On March the 14th, 1936, Pa went down to the St. Paul public library just like he did every day as usual. Not that he was such a great reader; in fact he could hardly read at all, not in English anyhow, except maybe for eviction and foreclosure notices. He could read Yiddish all right, but that didn’t help since there were no Yiddish books in the St. Paul library. But Pa went every day anyhow. What else could he do? He didn’t have a job to go to, and if he stayed at home Ma would give him the whammy all day long. So where else could he find that was (a) warm; and (b) free?”
—Max Shulman, Potatoes Are Cheaper

Norman Katkov: Noted Novels

Every Friday afternoon, after school, I walked to the branch library in St. Paul. I got four books—that was the limit. . . . On the way home there was a Goodwill store right near my house, and they had used pulp magazines. . . . I always had a nickel, so I’d buy two or three of those. . . . So, I was always reading, and I suppose the writing came from that.
—Norman Katkov

Author Norman Katkov with his family on January 1st, 1948 (Photo: Frank Scherschel/Time & Life Pictures/Getty Images)

Norman Katkov was born near Kiev in the Ukraine in 1918 and came to Saint Paul with his parents around 1921. He graduated from the University of Minnesota in 1940 with a journalism degree. During World War WII, he was in the Army and put out a post newspaper, sometimes sending stories to the Pioneer Press. This connection later got him a job at the paper.

His first novel, Eagle at My Eyes (1948), set in Saint Paul and White Bear Lake, centered on the problems of intermarriage and anti-Semitism. His second, A Little Sleep, A Little Slumber (1949) is the story of a Jewish family on the West Side flats and includes the subtheme of illegal immigration. Scenes are also set in downtown and several neighborhoods. Katkov shifted focus in Eric Mattson (1964), a novel set in a hospital probably patterned after the one run by the University of Minnesota.

What chance did we have, even from the start? How fall in love with a woman who was actually verboten? She was a goy, and I knew all Gentiles were against us from the time I was ten. We lived on Colorado and Greenwood then, in a neighborhood of section hands, South St. Paul stockyards workers and still poorer Jews. Even at that age Ma had gotten her points across: I always had to be in shouting distance, and there were certain things I couldn’t do. . . . Most of the kids slid on the hill which started on the dead end and ran down to near the railroad tracks. Not me. I had to slide behind the house and so did most of the Jew-boys in the neighborhood.
—Norman Katkov, Eagle at My Eyes

Katkov’s later novels, which often had medical themes, were not set in Minnesota. He was a prolific magazine writer whose stories frequently appeared in Saturday Evening Post. After he moved to California, he started to write scripts for television shows and became well known for his work on the medical drama Ben Casey.

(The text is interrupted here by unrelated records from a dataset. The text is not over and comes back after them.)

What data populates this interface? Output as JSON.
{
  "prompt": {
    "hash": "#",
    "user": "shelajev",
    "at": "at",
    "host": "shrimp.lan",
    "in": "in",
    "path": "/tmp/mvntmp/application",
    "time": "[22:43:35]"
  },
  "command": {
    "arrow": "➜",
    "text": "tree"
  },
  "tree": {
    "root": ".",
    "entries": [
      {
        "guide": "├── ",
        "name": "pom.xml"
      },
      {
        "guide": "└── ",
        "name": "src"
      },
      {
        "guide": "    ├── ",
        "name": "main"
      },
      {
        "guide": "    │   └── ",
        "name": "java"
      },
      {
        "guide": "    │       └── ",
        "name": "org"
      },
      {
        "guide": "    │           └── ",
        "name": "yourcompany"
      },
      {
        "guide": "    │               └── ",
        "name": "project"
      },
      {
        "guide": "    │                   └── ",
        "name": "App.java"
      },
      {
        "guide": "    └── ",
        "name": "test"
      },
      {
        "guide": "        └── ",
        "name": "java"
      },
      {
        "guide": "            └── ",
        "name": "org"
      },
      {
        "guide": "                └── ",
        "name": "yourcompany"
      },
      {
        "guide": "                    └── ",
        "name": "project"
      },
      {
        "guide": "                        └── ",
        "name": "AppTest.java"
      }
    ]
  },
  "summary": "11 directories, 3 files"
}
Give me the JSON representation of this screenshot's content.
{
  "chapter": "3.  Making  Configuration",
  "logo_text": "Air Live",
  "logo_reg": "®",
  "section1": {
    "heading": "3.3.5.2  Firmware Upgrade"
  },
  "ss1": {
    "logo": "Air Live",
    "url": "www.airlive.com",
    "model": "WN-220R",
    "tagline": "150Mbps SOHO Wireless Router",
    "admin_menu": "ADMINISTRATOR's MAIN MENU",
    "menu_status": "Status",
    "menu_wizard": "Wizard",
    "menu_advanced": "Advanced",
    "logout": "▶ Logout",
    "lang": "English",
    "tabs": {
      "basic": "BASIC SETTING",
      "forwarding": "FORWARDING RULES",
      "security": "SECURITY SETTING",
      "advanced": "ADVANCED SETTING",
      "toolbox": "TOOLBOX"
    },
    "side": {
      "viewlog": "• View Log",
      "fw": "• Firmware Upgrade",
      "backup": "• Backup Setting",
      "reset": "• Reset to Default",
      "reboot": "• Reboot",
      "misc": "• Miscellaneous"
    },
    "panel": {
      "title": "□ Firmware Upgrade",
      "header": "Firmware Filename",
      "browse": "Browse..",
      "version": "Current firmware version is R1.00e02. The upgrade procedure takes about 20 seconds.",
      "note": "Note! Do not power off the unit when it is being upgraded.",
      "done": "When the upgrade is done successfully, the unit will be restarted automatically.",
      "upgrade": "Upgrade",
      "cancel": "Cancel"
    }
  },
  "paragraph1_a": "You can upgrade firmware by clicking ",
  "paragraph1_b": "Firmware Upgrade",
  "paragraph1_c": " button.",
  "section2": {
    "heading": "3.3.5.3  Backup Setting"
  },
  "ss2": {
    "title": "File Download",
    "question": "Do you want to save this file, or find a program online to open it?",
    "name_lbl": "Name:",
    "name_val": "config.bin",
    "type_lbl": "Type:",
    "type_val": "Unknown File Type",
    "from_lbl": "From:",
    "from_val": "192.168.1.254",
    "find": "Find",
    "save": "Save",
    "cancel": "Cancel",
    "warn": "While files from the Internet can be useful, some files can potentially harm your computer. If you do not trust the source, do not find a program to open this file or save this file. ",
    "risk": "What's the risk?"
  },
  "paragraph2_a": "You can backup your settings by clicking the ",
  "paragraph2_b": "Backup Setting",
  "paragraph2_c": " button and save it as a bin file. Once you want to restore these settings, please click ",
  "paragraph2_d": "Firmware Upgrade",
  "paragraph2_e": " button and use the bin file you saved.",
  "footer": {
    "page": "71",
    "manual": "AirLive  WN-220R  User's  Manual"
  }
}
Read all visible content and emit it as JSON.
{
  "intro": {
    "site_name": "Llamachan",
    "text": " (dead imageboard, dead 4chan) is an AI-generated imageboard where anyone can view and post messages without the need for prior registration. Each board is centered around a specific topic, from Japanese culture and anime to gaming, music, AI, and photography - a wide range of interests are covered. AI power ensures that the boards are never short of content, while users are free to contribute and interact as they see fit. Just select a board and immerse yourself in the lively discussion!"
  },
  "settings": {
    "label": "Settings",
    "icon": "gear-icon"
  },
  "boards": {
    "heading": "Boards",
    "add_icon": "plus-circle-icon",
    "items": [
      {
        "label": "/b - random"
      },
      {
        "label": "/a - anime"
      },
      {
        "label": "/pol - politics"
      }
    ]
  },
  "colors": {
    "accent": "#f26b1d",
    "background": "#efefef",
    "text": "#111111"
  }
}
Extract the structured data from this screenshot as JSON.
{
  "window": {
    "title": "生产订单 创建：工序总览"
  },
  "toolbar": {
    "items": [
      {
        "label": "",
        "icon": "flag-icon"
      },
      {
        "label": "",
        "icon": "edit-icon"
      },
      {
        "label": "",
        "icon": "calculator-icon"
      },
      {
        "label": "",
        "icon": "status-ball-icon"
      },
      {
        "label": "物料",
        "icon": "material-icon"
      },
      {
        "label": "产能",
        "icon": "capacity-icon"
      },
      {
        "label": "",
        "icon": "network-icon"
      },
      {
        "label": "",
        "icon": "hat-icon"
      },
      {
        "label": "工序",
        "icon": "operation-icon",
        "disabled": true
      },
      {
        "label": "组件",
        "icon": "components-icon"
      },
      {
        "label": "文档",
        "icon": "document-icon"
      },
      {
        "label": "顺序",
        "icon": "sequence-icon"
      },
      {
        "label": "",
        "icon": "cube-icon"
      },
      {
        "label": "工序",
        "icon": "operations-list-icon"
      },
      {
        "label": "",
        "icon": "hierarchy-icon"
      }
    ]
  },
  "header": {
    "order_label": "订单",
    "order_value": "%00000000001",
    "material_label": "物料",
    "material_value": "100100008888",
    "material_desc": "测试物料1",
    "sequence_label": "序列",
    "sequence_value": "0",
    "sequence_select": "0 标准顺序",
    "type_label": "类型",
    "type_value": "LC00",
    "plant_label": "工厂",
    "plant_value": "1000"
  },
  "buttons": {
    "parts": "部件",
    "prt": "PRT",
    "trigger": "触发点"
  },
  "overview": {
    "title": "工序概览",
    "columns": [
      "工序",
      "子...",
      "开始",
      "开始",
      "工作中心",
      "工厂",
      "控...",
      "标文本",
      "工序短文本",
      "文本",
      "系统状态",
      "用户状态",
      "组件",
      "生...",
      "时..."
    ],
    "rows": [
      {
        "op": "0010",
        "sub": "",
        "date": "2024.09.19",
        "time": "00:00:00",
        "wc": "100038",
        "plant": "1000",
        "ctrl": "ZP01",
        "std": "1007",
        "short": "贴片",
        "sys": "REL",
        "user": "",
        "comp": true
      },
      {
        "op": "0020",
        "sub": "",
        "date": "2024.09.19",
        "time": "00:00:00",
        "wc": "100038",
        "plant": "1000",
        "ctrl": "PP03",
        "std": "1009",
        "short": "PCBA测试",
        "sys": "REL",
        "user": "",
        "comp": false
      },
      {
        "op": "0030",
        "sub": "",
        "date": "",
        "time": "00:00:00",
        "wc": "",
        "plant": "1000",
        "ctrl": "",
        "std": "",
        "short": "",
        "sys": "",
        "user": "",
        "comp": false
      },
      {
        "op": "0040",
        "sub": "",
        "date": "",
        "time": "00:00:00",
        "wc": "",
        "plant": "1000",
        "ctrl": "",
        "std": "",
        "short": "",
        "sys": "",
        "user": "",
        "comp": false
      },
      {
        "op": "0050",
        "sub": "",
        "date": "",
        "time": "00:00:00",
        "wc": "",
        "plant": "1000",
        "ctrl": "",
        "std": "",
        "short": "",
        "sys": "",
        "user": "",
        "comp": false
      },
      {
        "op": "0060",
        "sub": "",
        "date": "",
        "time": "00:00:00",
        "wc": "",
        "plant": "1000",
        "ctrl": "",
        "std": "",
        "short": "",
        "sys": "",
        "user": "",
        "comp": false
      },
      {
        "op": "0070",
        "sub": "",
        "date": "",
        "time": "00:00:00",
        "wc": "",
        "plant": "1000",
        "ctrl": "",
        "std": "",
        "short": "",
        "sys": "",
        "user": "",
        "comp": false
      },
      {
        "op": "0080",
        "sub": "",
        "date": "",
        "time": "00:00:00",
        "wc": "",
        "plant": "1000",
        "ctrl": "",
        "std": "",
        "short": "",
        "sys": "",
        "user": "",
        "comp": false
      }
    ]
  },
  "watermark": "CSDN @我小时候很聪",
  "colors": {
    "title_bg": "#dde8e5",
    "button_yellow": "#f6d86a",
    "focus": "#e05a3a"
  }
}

Katkov is in his early nineties, no longer actively writing, and lives in Los Angeles. You could send him a birthday card on July 26. His work and those of Hoffman and Shulman all appear to be out of print, but they are available in local libraries and used-book stores and are regularly listed on eBay.

Steve Trimble lives in the Dayton’s Bluff neighborhood on Saint Paul’s East Side. Steve has taught at local colleges and, while he has degrees in history, tries to write books and articles in a way that regular people will enjoy them—usually in local newspapers or in the Ramsey County History magazine. His house near Indian Mounds Park is filled with books and odd collections mostly garnered at garage sales.